I fully agree with Robin Hanson: We have to put decisions front and center. Predictions and prediction markets are just the means to make better decisions.
Hiring is not the killer application in my opinion. Think about a colleague Kim who got hired two years ago. can you imagine the company does a poll "was it a good decision to hire Kim two years ago?" Yes or No? They will then publish the result company-wide and resolve some prediction markets based on that. As a European, that surely violates one or more laws here.
Deadlines look much more likely to me. Looking at the business around Agile, there already is a market for forecasting tools. For example, the Scaled Agile Framework suggests a "confidence vote" at the big planning meeting every two months. Turning that into a prediction market is only slightly more technical. Atlassian could build it into Jira. It feels like we are so close.
To contribute another idea: Fake news and fact checking seems to work well if the platform allows to setup prediction markets quickly. https://marketwise.substack.com/p/the-battle-against-fake-news-how
Outstanding! Both well sourced and well written!
Unfortunately, I doubt that this newsletter will make you even minimum wage, which is unfortunate because you two are so good at this. Problems: too narrow a news focus, and the overall falling trend of news media of all sorts.
The only contrary data I have found so far is The Bulwark https://www.thebulwark.com/, growing vigorously while still, like you, using Substack as its base platform. It includes in-person events, videos including live video events, and several newsletters.
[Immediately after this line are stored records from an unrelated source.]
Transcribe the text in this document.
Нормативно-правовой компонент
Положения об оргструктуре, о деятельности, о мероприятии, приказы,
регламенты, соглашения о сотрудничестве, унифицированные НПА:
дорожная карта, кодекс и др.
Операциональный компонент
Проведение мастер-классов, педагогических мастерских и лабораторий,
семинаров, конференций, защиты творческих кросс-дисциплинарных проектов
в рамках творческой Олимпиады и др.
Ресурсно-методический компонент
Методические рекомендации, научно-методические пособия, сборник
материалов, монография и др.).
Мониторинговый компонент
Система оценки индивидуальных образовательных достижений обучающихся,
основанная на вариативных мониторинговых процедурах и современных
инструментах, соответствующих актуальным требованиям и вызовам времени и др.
You two both have considerable talents for video and come across well in person, so this might be a way for you to buck the trends.
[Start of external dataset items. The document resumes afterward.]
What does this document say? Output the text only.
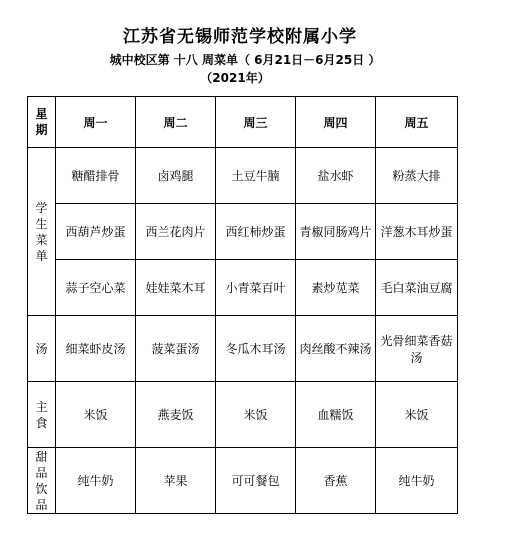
江苏省无锡师范学校附属小学
城中校区第 十八 周菜单（ 6月21日－6月25日 ）
（2021年）
星期	周一	周二	周三	周四	周五
学生菜单	糖醋排骨	卤鸡腿	土豆牛腩	盐水虾	粉蒸大排
	西葫芦炒蛋	西兰花肉片	西红柿炒蛋	青椒同肠鸡片	洋葱木耳炒蛋
	蒜子空心菜	娃娃菜木耳	小青菜百叶	素炒苋菜	毛白菜油豆腐
汤	细菜虾皮汤	菠菜蛋汤	冬瓜木耳汤	肉丝酸不辣汤	光骨细菜香菇汤
主食	米饭	燕麦饭	米饭	血糯饭	米饭
甜品饮品	纯牛奶	苹果	可可餐包	香蕉	纯牛奶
That said, I suspect The Bulwark still is losing money while growing. According to what I have read online, it is bolstered by donations even though it is not a nonprofit.
Thanks to Open Philanthropy, huge amounts of money have been donated to crowd-sourced forecasting entities. Now the spigot has turned off, and its allied EA is hemorrhaging participants and donations. Much if not all of this is in danger of clawbacks in the FTX bankruptcy case. I hope you are not at risk! Given the world of increasing hurt on your field, you might gain traction.
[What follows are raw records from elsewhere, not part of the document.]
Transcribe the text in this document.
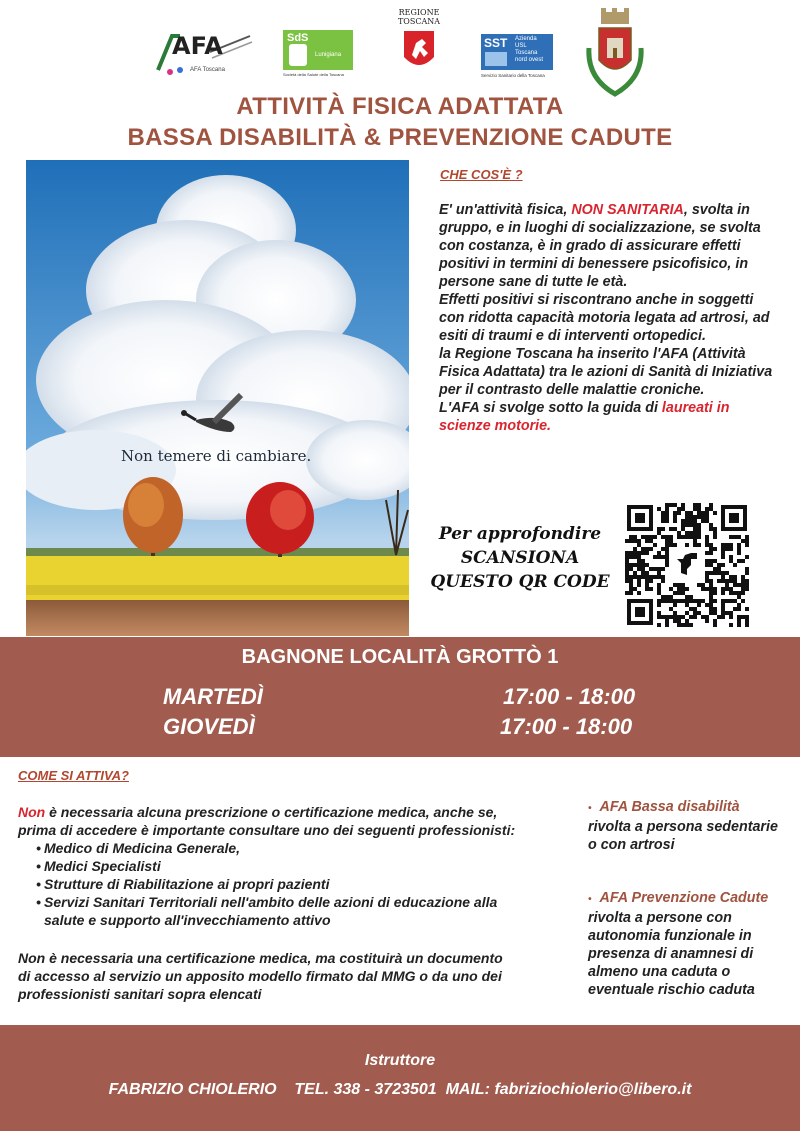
AFA
AFA Toscana
SdS
Lunigiana
Società della Salute della Toscana
REGIONE
TOSCANA
SST Azienda
USL
Toscana
nord ovest
Servizio Sanitario della Toscana
ATTIVITÀ FISICA ADATTATA
BASSA DISABILITÀ & PREVENZIONE CADUTE
Non temere di cambiare.
CHE COS'È ?
E' un'attività fisica, NON SANITARIA, svolta in gruppo, e in luoghi di socializzazione, se svolta con costanza, è in grado di assicurare effetti positivi in termini di benessere psicofisico, in persone sane di tutte le età.
Effetti positivi si riscontrano anche in soggetti con ridotta capacità motoria legata ad artrosi, ad esiti di traumi e di interventi ortopedici.
la Regione Toscana ha inserito l'AFA (Attività Fisica Adattata) tra le azioni di Sanità di Iniziativa per il contrasto delle malattie croniche.
L'AFA si svolge sotto la guida di laureati in scienze motorie.
Per approfondire
SCANSIONA
QUESTO QR CODE
BAGNONE LOCALITÀ GROTTÒ 1
MARTEDÌ	17:00 - 18:00
GIOVEDÌ	17:00 - 18:00
COME SI ATTIVA?
Non è necessaria alcuna prescrizione o certificazione medica, anche se, prima di accedere è importante consultare uno dei seguenti professionisti:
• Medico di Medicina Generale,
• Medici Specialisti
• Strutture di Riabilitazione ai propri pazienti
• Servizi Sanitari Territoriali nell'ambito delle azioni di educazione alla salute e supporto all'invecchiamento attivo
Non è necessaria una certificazione medica, ma costituirà un documento di accesso al servizio un apposito modello firmato dal MMG o da uno dei professionisti sanitari sopra elencati
• AFA Bassa disabilità
rivolta a persona sedentarie o con artrosi
• AFA Prevenzione Cadute
rivolta a persone con autonomia funzionale in presenza di anamnesi di almeno una caduta o eventuale rischio caduta
Istruttore
FABRIZIO CHIOLERIO    TEL. 338 - 3723501  MAIL: fabriziochiolerio@libero.it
More bad news: the entire news media ecosystem is failing fast. See https://unprecedented.ghost.io/archive/news-crash/ for a deep dive into the data. See also the imploding display ad ecosystem here: https://www.therebooting.com/p/newsletter-moneyball
We are still working on BestWorld, currently conducting research into ways to automate creating a news aggregation system with a future emphasis, using crowdsourced forecaster rationales + stated probabilities as inputs. Clearly both journalism and crowdsourced forecasting are money-losing propositions, with rare exceptions on the journalism side only. So perhaps we are chasing a mirage.